Esse tema é clássico na organização do trabalho e no âmbito do Direito do Trabalho. A evolução tecnológica é sentida diariamente, e a discussão central reside em se os postos de trabalho perdidos pela robotização serão compensados mediante a criação de novos postos de trabalho, vinculados ao setor tecnológico, ou se ocorrerá o chamado desemprego estrutural, inclusive o denominado desemprego tecnológico.

Na série em questão a perspectiva parece ser diversa (e irreal). Mas percebe-se que a surrealidade da proposta apresentada em Better than us é na realidade uma potente ferramenta de crítica.

Aparece no seriado a proposta do governo russo de estabelecer um Programa de Aposentadoria Precoce, aos 45 anos de idade, com substituição do trabalho humano por robôs e o estabelecimento de plenas garantias econômicas aos aposentados para que tenha uma vida digna.
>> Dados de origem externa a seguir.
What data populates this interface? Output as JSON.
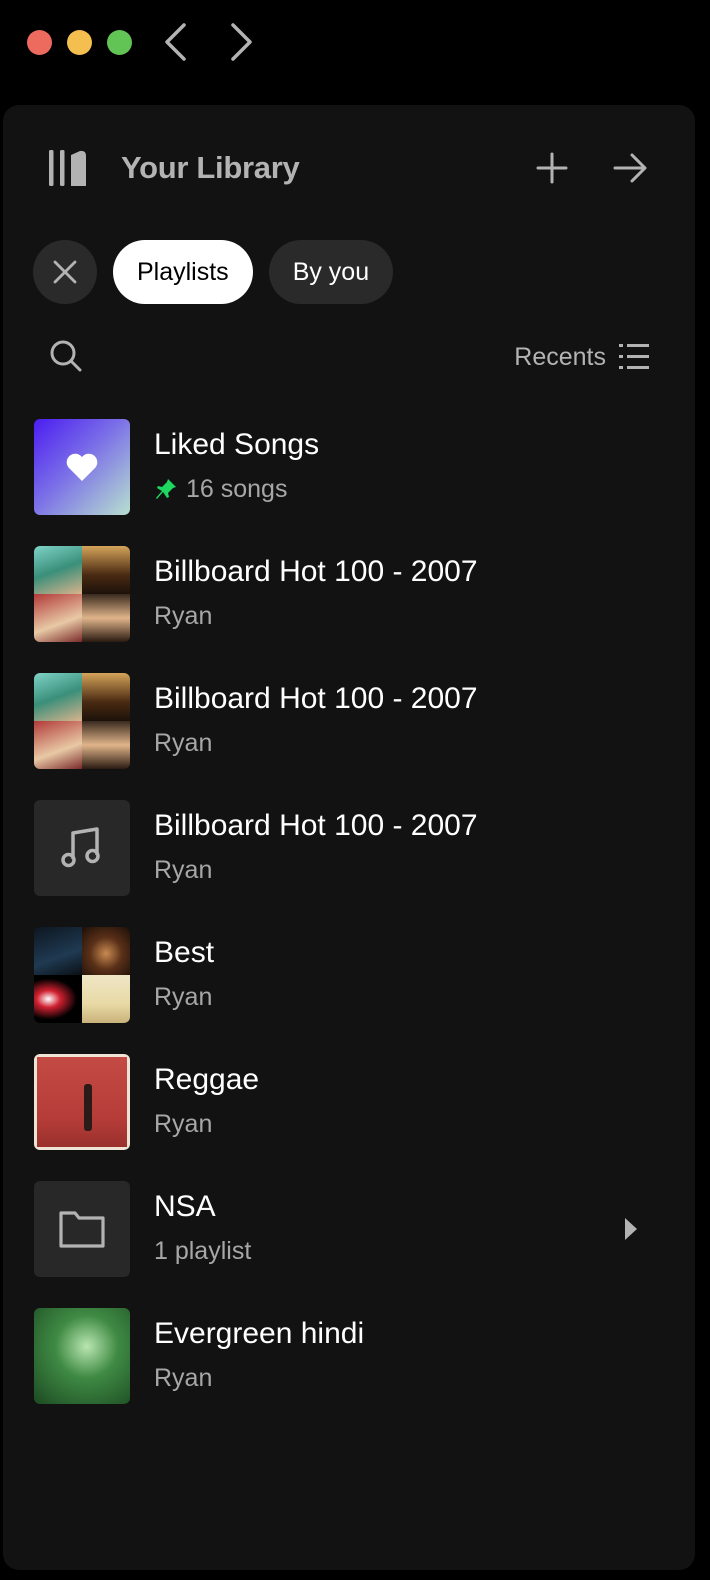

Esse projeto de reforma trabalhista (Episódio 2) surge em virtude do aparecimento da geração de robôs Arisa, que supostamente são capazes de reconhecer emoções humanas e compreender a empatia.
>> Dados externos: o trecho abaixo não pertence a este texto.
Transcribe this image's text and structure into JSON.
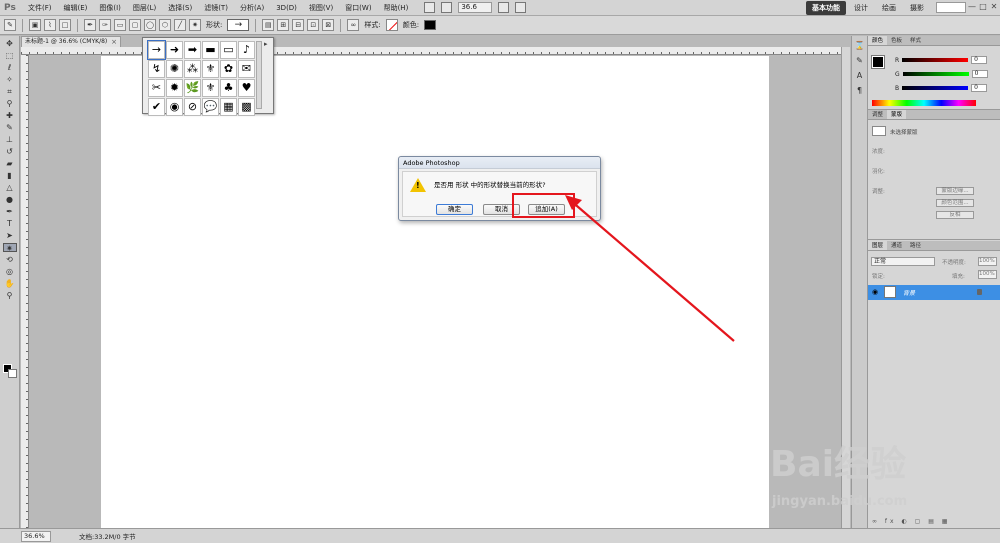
{
  "app": {
    "logo": "Ps",
    "menus": [
      "文件(F)",
      "编辑(E)",
      "图像(I)",
      "图层(L)",
      "选择(S)",
      "滤镜(T)",
      "分析(A)",
      "3D(D)",
      "视图(V)",
      "窗口(W)",
      "帮助(H)"
    ],
    "zoom": "36.6",
    "workspaces": [
      "基本功能",
      "设计",
      "绘画",
      "摄影"
    ],
    "window_controls": [
      "—",
      "□",
      "✕"
    ]
  },
  "options": {
    "shape_label": "形状:",
    "style_label": "样式:",
    "color_label": "颜色:",
    "shape_glyph": "→",
    "color": "#000000"
  },
  "document": {
    "tab_title": "未标题-1 @ 36.6% (CMYK/8)",
    "close": "×"
  },
  "shape_picker": {
    "shapes": [
      "→",
      "➜",
      "➡",
      "▬",
      "▭",
      "♪",
      "↯",
      "✺",
      "⁂",
      "⚜",
      "✿",
      "✉",
      "✂",
      "✹",
      "🌿",
      "⚜",
      "♣",
      "♥",
      "✔",
      "◉",
      "⊘",
      "💬",
      "▦",
      "▩"
    ],
    "gear": "▸"
  },
  "dialog": {
    "title": "Adobe Photoshop",
    "message": "是否用 形状 中的形状替换当前的形状?",
    "ok": "确定",
    "cancel": "取消",
    "append": "追加(A)"
  },
  "panels": {
    "color_tabs": [
      "颜色",
      "色板",
      "样式"
    ],
    "color": {
      "r_label": "R",
      "g_label": "G",
      "b_label": "B",
      "r": "0",
      "g": "0",
      "b": "0"
    },
    "adj_tabs": [
      "调整",
      "蒙版"
    ],
    "adjust": {
      "title": "未选择蒙版",
      "density": "浓度:",
      "feather": "羽化:",
      "refine": "调整:",
      "btn_edge": "蒙版边缘...",
      "btn_color": "颜色范围...",
      "btn_invert": "反相"
    },
    "layer_tabs": [
      "图层",
      "通道",
      "路径"
    ],
    "layers": {
      "blend": "正常",
      "opacity_label": "不透明度:",
      "opacity": "100%",
      "lock_label": "锁定:",
      "fill_label": "填充:",
      "fill": "100%",
      "layer_name": "背景",
      "bottom_icons": "∞ fx ◐ ▢ ▤ ▦"
    }
  },
  "status": {
    "zoom": "36.6%",
    "doc_info": "文档:33.2M/0 字节"
  },
  "watermark": {
    "text": "Bai经验",
    "sub": "jingyan.baidu.com"
  },
  "annotation": {
    "highlight_color": "#e4161d"
  }
}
Nesse campo, também é bem interessante mencionar que o serviço social, a cargo do Ministério do Trabalho e da Segurança Social, é responsável pelo fornecimento de robôs aos idosos, os quais cumprem a função de cuidadores (Episódio 3).

Por fim, e aqui se percebe a perspectiva crítica da série, não se pode deixar de pensar no grupo dos Liquidantes como nítidos herdeiros dos ludistas, grupo por Ned Ludham, na Inglaterra do século XVIII, que destruíam as máquinas utilizadas naquela primeira etapa da industrialização européia, como tentativa de preservação dos postos de trabalho e impugnação do modelo produtivo que estava em curso.

Embora sutil, Better than us deixa entrever a crítica ao atual modelo econômico, onde a robotização e o influxo das Tecnologias de Informação e Comunicação é sentido diretamente no mundo do trabalho e nos âmbitos do Direito do Trabalho e Previdenciário. A tecnologia vai eliminando postos de trabalho e a realocação da massa de trabalhadores em outras atividades não ocorre proporcional e simultaneamente. Ao mesmo tempo, a rede de proteção social vai minguando, a exemplo da recente reforma previdenciária, que elevou a exigência de idade mínima e tempo de contribuição para obtenção das aposentadorias.